Nintendo hat mit seinen ersten Ankündigungen zu Smartphone Apps und Spielen für Furore gesorgt, der neuste Zuwachs ist Animal Crossing: Pocket Camp. Was taugt die App?

Heute geht es bei APPgezockt in die zuckersüße und kunterbunte Welt von Animal Crossing! Nintendo’s aktuellster Schritt in die Welt des Smartphone-Gamings ist ein neuer Teil der beliebten Spielereihe. Die letzten Spiele ließen euch in die Fußstapfen des Bürgermeisters treten oder euer Können als Inneneinrichter beweisen. Dieses Mal habt ihr einen Zeltplatz zu managen, obwohl ihr eigentlich nur einen entspannenden Urlaub verbringen wolltet.
Das Spiel selber lässt sich kostenlos installieren und spielen, allerdings könnt ihr euch auch Ingame-Währung kaufen (diese lässt sich aber auch erspielen!). Sprich, ihr braucht kein Geld für das Spiel bezahlen, aber ihr könnt euch den Fortschritt mit ein wenig Bargeld beschleunigen.
Rein optisch sieht das Spiel nicht viel anders aus, als die anderen Animal Crossing Teile auf dem Nintendo 3DS. Durch die höhere Auflösung der Smartphone Displays sieht das ganze Geschehen sogar um einiges hübscher und schärfer aus.
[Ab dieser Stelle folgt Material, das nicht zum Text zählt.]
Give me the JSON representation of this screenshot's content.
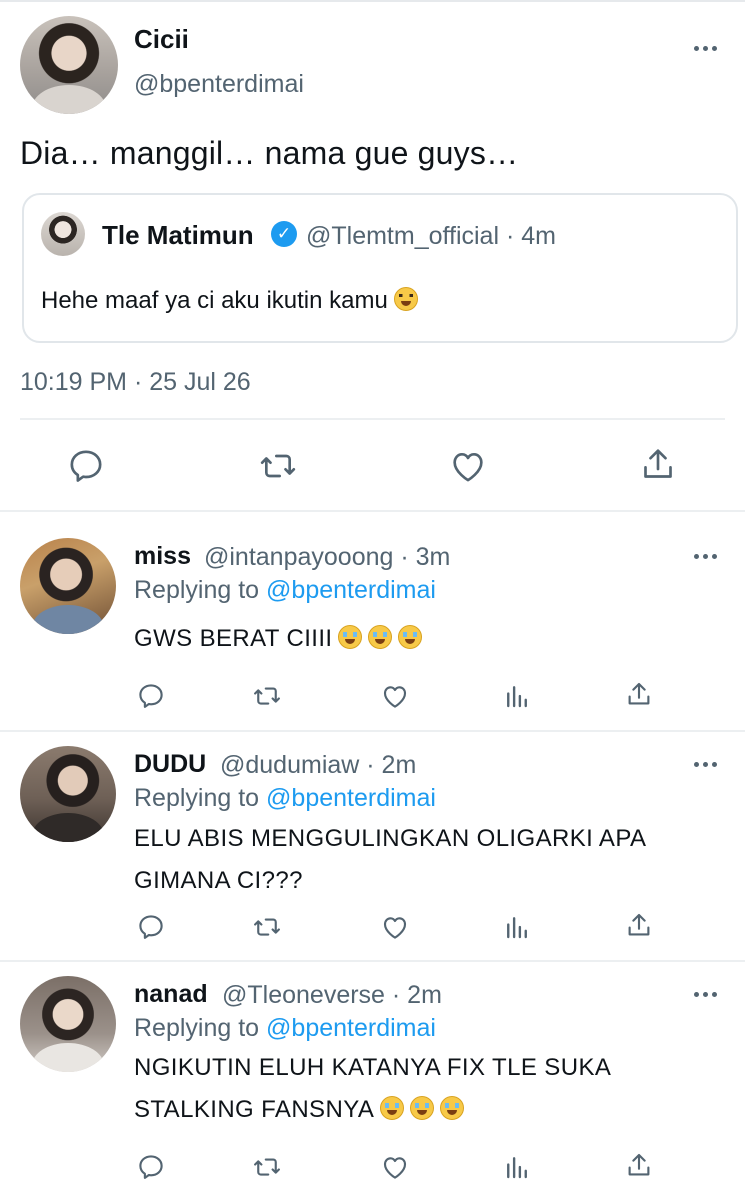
{
  "main_tweet": {
    "author_name": "Cicii",
    "author_handle": "@bpenterdimai",
    "text": "Dia… manggil… nama gue guys…",
    "quote": {
      "name": "Tle Matimun",
      "handle": "@Tlemtm_official · 4m",
      "text": "Hehe maaf ya ci aku ikutin kamu",
      "emoji": "grinning-face"
    },
    "timestamp": "10:19 PM · 25 Jul 26"
  },
  "replies": [
    {
      "name": "miss",
      "handle": "@intanpayooong · 3m",
      "replying_prefix": "Replying to ",
      "replying_to": "@bpenterdimai",
      "lines": [
        "GWS BERAT CIIII"
      ],
      "emoji": "loudly-crying-face ×3"
    },
    {
      "name": "DUDU",
      "handle": "@dudumiaw · 2m",
      "replying_prefix": "Replying to ",
      "replying_to": "@bpenterdimai",
      "lines": [
        "ELU ABIS MENGGULINGKAN OLIGARKI APA",
        "GIMANA CI???"
      ]
    },
    {
      "name": "nanad",
      "handle": "@Tleoneverse · 2m",
      "replying_prefix": "Replying to ",
      "replying_to": "@bpenterdimai",
      "lines": [
        "NGIKUTIN ELUH KATANYA FIX TLE SUKA",
        "STALKING FANSNYA"
      ],
      "emoji": "loudly-crying-face ×3"
    }
  ],
  "colors": {
    "text": "#0f1419",
    "secondary": "#536471",
    "link": "#1d9bf0",
    "divider": "#eceff1"
  }
}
Es ist bunt und süß und genau SO lieben Fans der Reihe auch die Spielwelt, also alles wie man es erwartet und es sich wünscht.
Die Soundkulisse überrascht auch weder positiv noch negativ, alles klingt wie erwartet. Figuren sprechen ihren charakteristischen Kauderwelsch mit Pieps-Stimme, bekannte Sounds sind vorhanden und auch die Musik entspricht dem üblichen Klang.
Der erste optische und akustische Eindruck ist also: Ja, das ist ein Animal Crossing! Unser erster Eindruck hat aber auch negative Aspekte, zum Beispiel wünschten wir uns eine größere Map – aber das könnte ja noch werden. Zumindest gibt es unterschiedliche Spielbereiche.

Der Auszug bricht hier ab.